Its inventory of work in progress increased 11.1 percent, while raw materials stockpiled declined 12.9 percent, as products moved through the pipeline.
Total inventories increased 12 percent over the first quarter and 14 percent year-over-year, a sign of widespread inventory restocking in the first half of 2010.
By The Numbers: Global Chip Sales.
“The supply chain continues to be healthy with inventory levels across the supply chain appropriate for the level of demand in the PC and server market segments,” Intel said in documents filed with the Securities and Exchange Commission.

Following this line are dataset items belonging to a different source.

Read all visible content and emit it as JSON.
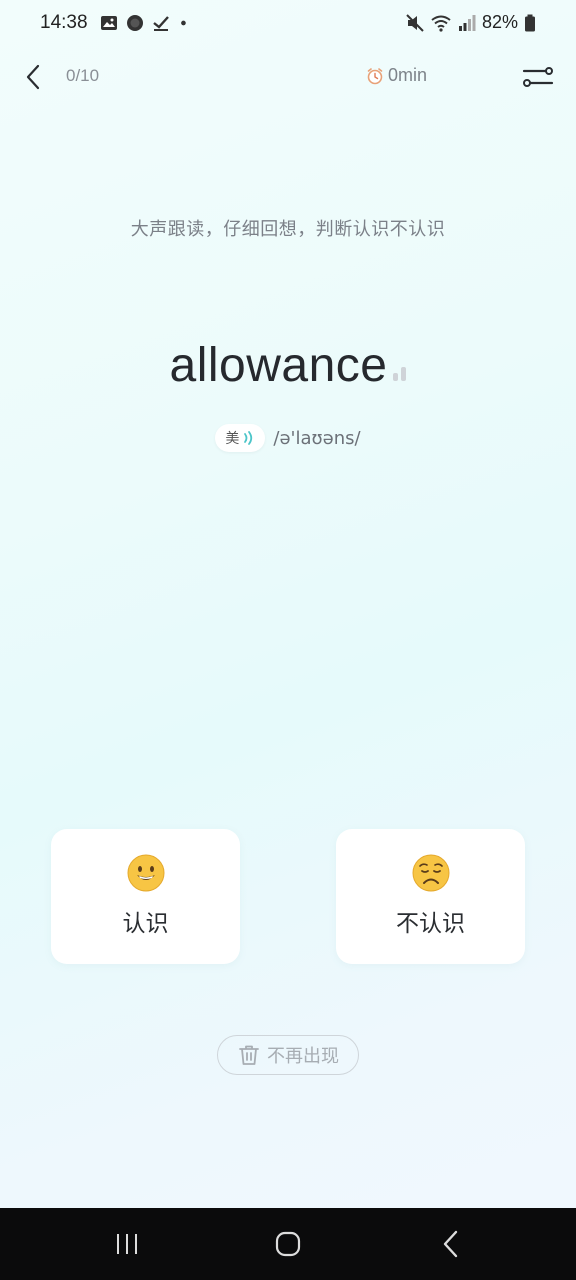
{
  "status_bar": {
    "time": "14:38",
    "battery": "82%",
    "left_icons": [
      "image-icon",
      "circle-app-icon",
      "check-icon",
      "dot-icon"
    ],
    "right_icons": [
      "mute-icon",
      "wifi-icon",
      "signal-icon",
      "battery-icon"
    ]
  },
  "header": {
    "progress": "0/10",
    "timer": "0min"
  },
  "instruction": "大声跟读，仔细回想，判断认识不认识",
  "word": {
    "text": "allowance",
    "accent": "美",
    "phonetic": "/ə'laʊəns/"
  },
  "choices": {
    "know_label": "认识",
    "unknown_label": "不认识"
  },
  "never_show": {
    "label": "不再出现"
  },
  "colors": {
    "accent_teal": "#4cc5c9",
    "emoji_yellow": "#f7c544"
  }
}
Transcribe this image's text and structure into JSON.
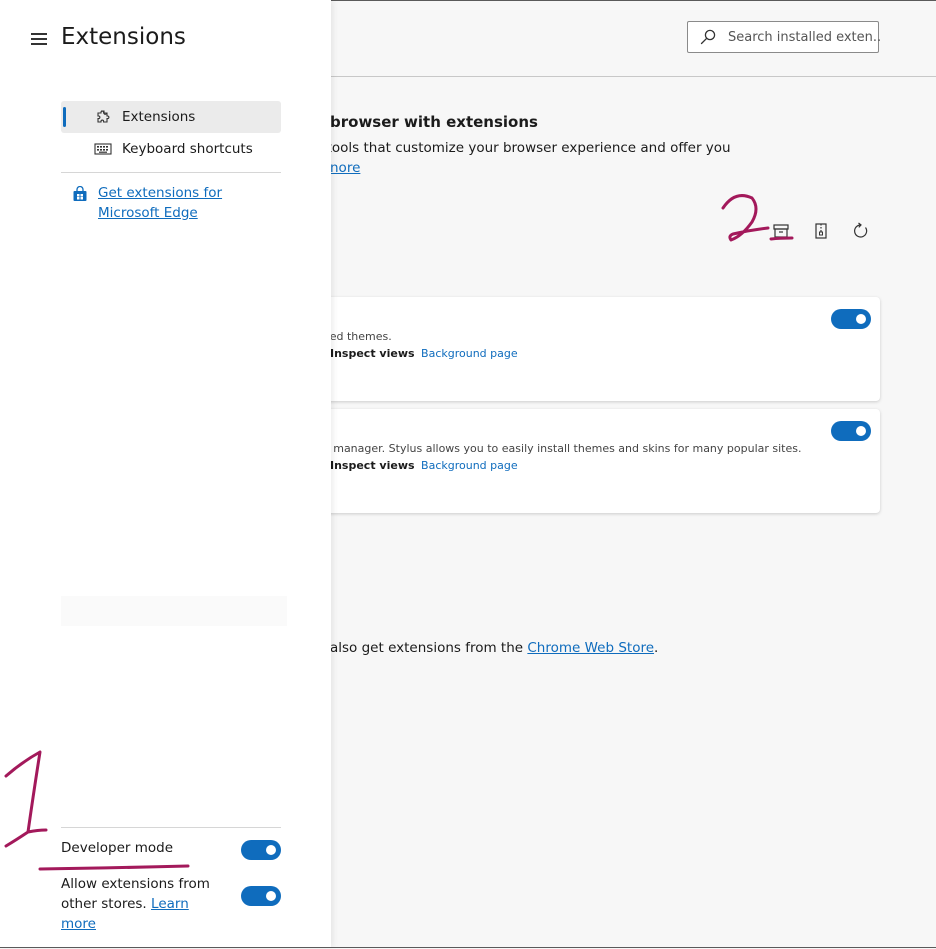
{
  "sidebar": {
    "title": "Extensions",
    "nav": [
      {
        "label": "Extensions",
        "icon": "puzzle-icon",
        "active": true
      },
      {
        "label": "Keyboard shortcuts",
        "icon": "keyboard-icon",
        "active": false
      }
    ],
    "get_extensions_link": "Get extensions for Microsoft Edge",
    "developer_mode": {
      "label": "Developer mode",
      "enabled": true
    },
    "allow_other_stores": {
      "label": "Allow extensions from other stores.",
      "link": "Learn more",
      "enabled": true
    }
  },
  "search": {
    "placeholder": "Search installed exten..."
  },
  "hero": {
    "title": "browser with extensions",
    "description": "e tools that customize your browser experience and offer you",
    "more_link": "nore"
  },
  "toolbar": {
    "icons": [
      "load-unpacked-icon",
      "pack-extension-icon",
      "update-icon"
    ]
  },
  "extensions": [
    {
      "description": "sed themes.",
      "inspect_label": "Inspect views",
      "inspect_link": "Background page",
      "enabled": true
    },
    {
      "description": "s manager. Stylus allows you to easily install themes and skins for many popular sites.",
      "inspect_label": "Inspect views",
      "inspect_link": "Background page",
      "enabled": true
    }
  ],
  "store_note": {
    "prefix": "also get extensions from the",
    "link": "Chrome Web Store",
    "suffix": "."
  },
  "annotations": {
    "mark_1": "1",
    "mark_2": "2",
    "color": "#a3195b"
  },
  "colors": {
    "accent": "#0f6cbd"
  }
}
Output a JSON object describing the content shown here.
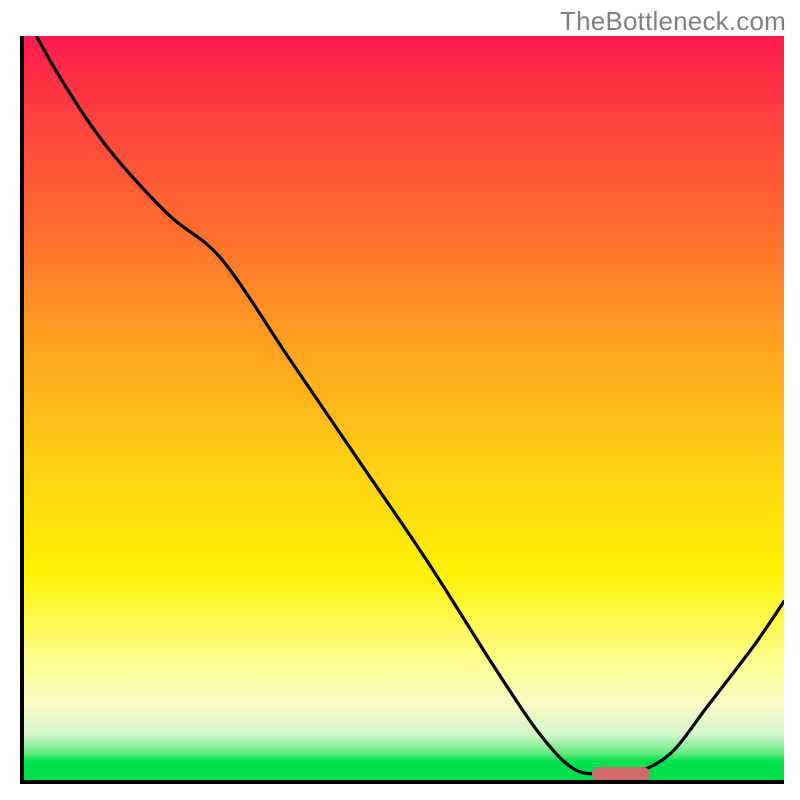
{
  "watermark": "TheBottleneck.com",
  "chart_data": {
    "type": "line",
    "title": "",
    "xlabel": "",
    "ylabel": "",
    "xlim": [
      0,
      100
    ],
    "ylim": [
      0,
      100
    ],
    "series": [
      {
        "name": "curve",
        "x": [
          0,
          5,
          11,
          19,
          26,
          35,
          44,
          53,
          62,
          68,
          72.5,
          77,
          80,
          85,
          90,
          96,
          100
        ],
        "y": [
          103,
          94,
          85,
          76,
          70,
          56.5,
          43,
          29.5,
          15,
          6,
          1.4,
          0.8,
          0.8,
          3.5,
          10,
          18,
          24
        ]
      }
    ],
    "gradient_stops": [
      {
        "pos": 0.0,
        "color": "#ff1a4d"
      },
      {
        "pos": 0.25,
        "color": "#ff6a2f"
      },
      {
        "pos": 0.58,
        "color": "#ffd015"
      },
      {
        "pos": 0.82,
        "color": "#fdfb76"
      },
      {
        "pos": 0.94,
        "color": "#cff5c8"
      },
      {
        "pos": 0.975,
        "color": "#00e04d"
      },
      {
        "pos": 1.0,
        "color": "#00e04d"
      }
    ],
    "marker": {
      "name": "optimal-range",
      "x_center": 78.5,
      "y": 0.8,
      "color": "#d16a6a"
    }
  }
}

The increase in work in progress and finished goods inventory and the drawing down of stockpiled raw materials emerged as corporate spending increased.
In the first five months of 2010, corporate spending on equipment such as trucks and computers rose 15.5 percent, according to the Commerce Department.
In May, orders for computers and networking equipment rose 2.5 percent.
That helped drive Intel’s net revenue up 4.3 percent from the first quarter to $10.8 billion, a 34 percent increase from a year ago. Its net income was up 15.3 percent quarter-to-quarter at $2.9 billion, compared with a $398 million year-ago loss.
Paul Otellini, president and CEO, attributed Intel’s second quarter gains to “strong demand from corporate customers for our most advanced microprocessors.”
Intel hasn’t released its deferred income on shipments to distributors for the second quarter, but that figure rose 10 percent in the first quarter to $653 million.
Intel’s full quarterly report will detail whether deferred income on shipments -- a measure of sales and freight activity -- increased in the second quarter.